Good Shepherd Lutheran

The Answer Is Jesus
America is facing tumultuous times. Political unrest is increasing. The racial divide is deepening. Fear and frustration swirl frantically. When we see the images of violence, anger, frustration and unrest on our televisions it helps to remember how Jesus would have reacted: “…He had compassion on them, because they were harassed and helpless, like sheep without a shepherd.”
Christians are uniquely equipped to thrive in tumultuous times, not because we’re great, but because our God is.
Whether it’s through media stories, political reports, or comedy skits, Christians are often characterized as whiny, entitled children. We’re portrayed as bigoted hate-mongers, looking down on others while blinded to our own shortcomings and unable to see past that great big beam we have lodged in our own eye when trying to remove a splinter from someone else’s. We’re typecast as outdated, overrated and irrelevant.

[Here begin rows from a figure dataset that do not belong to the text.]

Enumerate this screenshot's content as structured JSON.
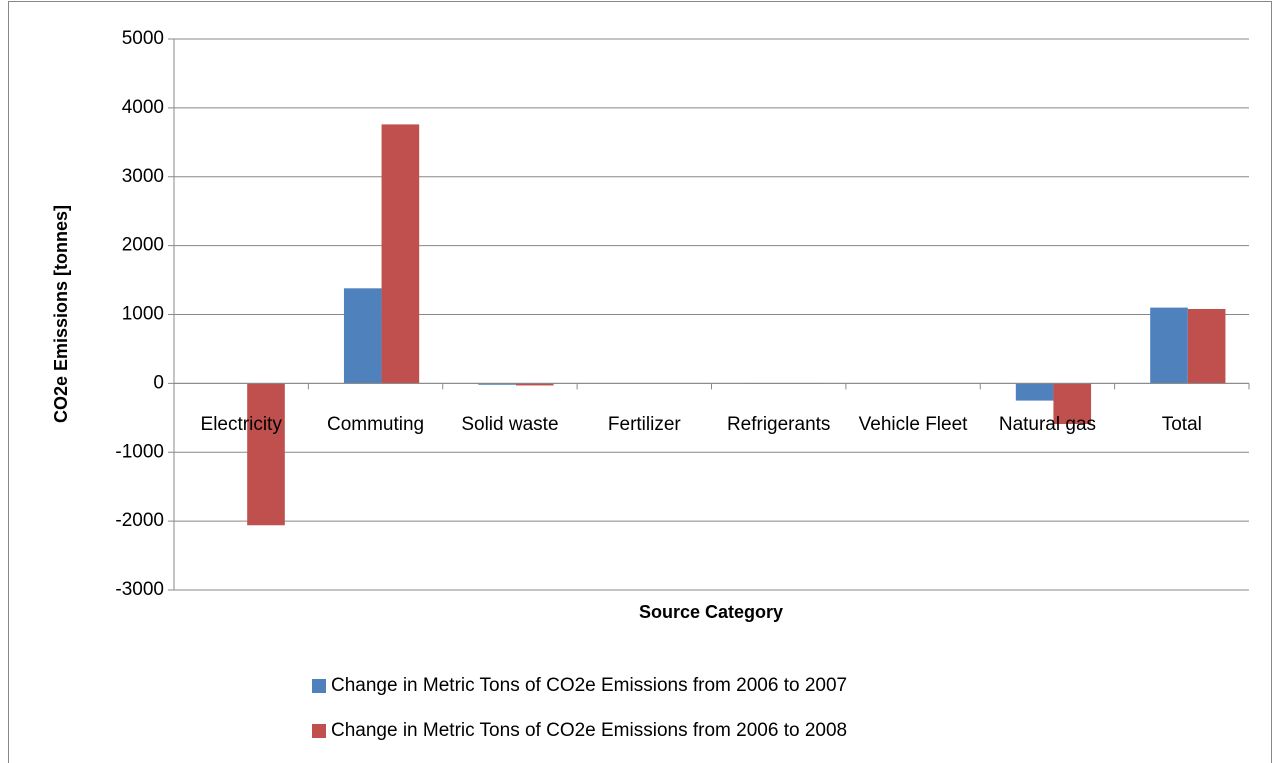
{
  "chart_data": {
    "type": "bar",
    "x_label": "Source Category",
    "y_label": "CO2e Emissions [tonnes]",
    "categories": [
      "Electricity",
      "Commuting",
      "Solid waste",
      "Fertilizer",
      "Refrigerants",
      "Vehicle Fleet",
      "Natural gas",
      "Total"
    ],
    "series": [
      {
        "name": "Change in Metric Tons of CO2e Emissions from 2006 to 2007",
        "color": "#4f81bd",
        "values": [
          0,
          1380,
          -20,
          0,
          -5,
          0,
          -250,
          1100
        ]
      },
      {
        "name": "Change in Metric Tons of CO2e Emissions from 2006 to 2008",
        "color": "#c0504d",
        "values": [
          -2060,
          3760,
          -30,
          0,
          -5,
          0,
          -590,
          1080
        ]
      }
    ],
    "ylim": [
      -3000,
      5000
    ],
    "yticks": [
      -3000,
      -2000,
      -1000,
      0,
      1000,
      2000,
      3000,
      4000,
      5000
    ],
    "grid": true
  }
}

But, when someone meets an actual Christian these days, they’re often intrigued because we don’t fit the stereotype. We hold strong convictions, which is unusual in itself in today’s world, and we try to express them with gentleness and respect (1 Peter 3:15). We don’t demonize those we disagree with. We try to treat them with charity in the same way we’d want them to treat us (Matthew 7:12). And we do our best to encounter and engage others with humility because we know that we’re imperfect and we need God’s saving grace as well.
That’s why 1 Peter 2:12 tells us to: “Live such good lives among the unbelievers that, even though they accuse you of doing wrong, they may see your good deeds and glorify God on the day he visits us.” Because when Christians engage their neighbors with courageous, humble, honest, servant-hearted love, people’s hearts are changed.
Christians know Jesus offers a better way, but we can’t just tell folks Jesus is the answer and expect peace. The issues are far too complex and wounds too deep to just add another band-aid and hope that everything will be fine. The hard work of praying, fasting, listening, learning, confessing, repenting, forgiving, and changing is required on all sides.
For those who have had to endure suffering and injustice, I encourage you to continue to build and strengthen a resilient faith. Many of our forefathers endured oppression, but they grew in faith in spite of the many roadblocks placed in their way. We need to see that resilience now. Entrenched injustice won’t be corrected overnight, but we are still a family in Christ. The Lord calls us to “hope” all things, including hoping for and seeing the best in our fellow believers, even when we hurt, confuse, or disappoint each other.
In spite of our many failings, in Jesus we are enough because “[Jesus] is our peace, who has made us one and has broken down in his flesh the dividing wall of hostility.” (Ephesians 2:14). Looking for unity and reconciliation? The answer is Jesus.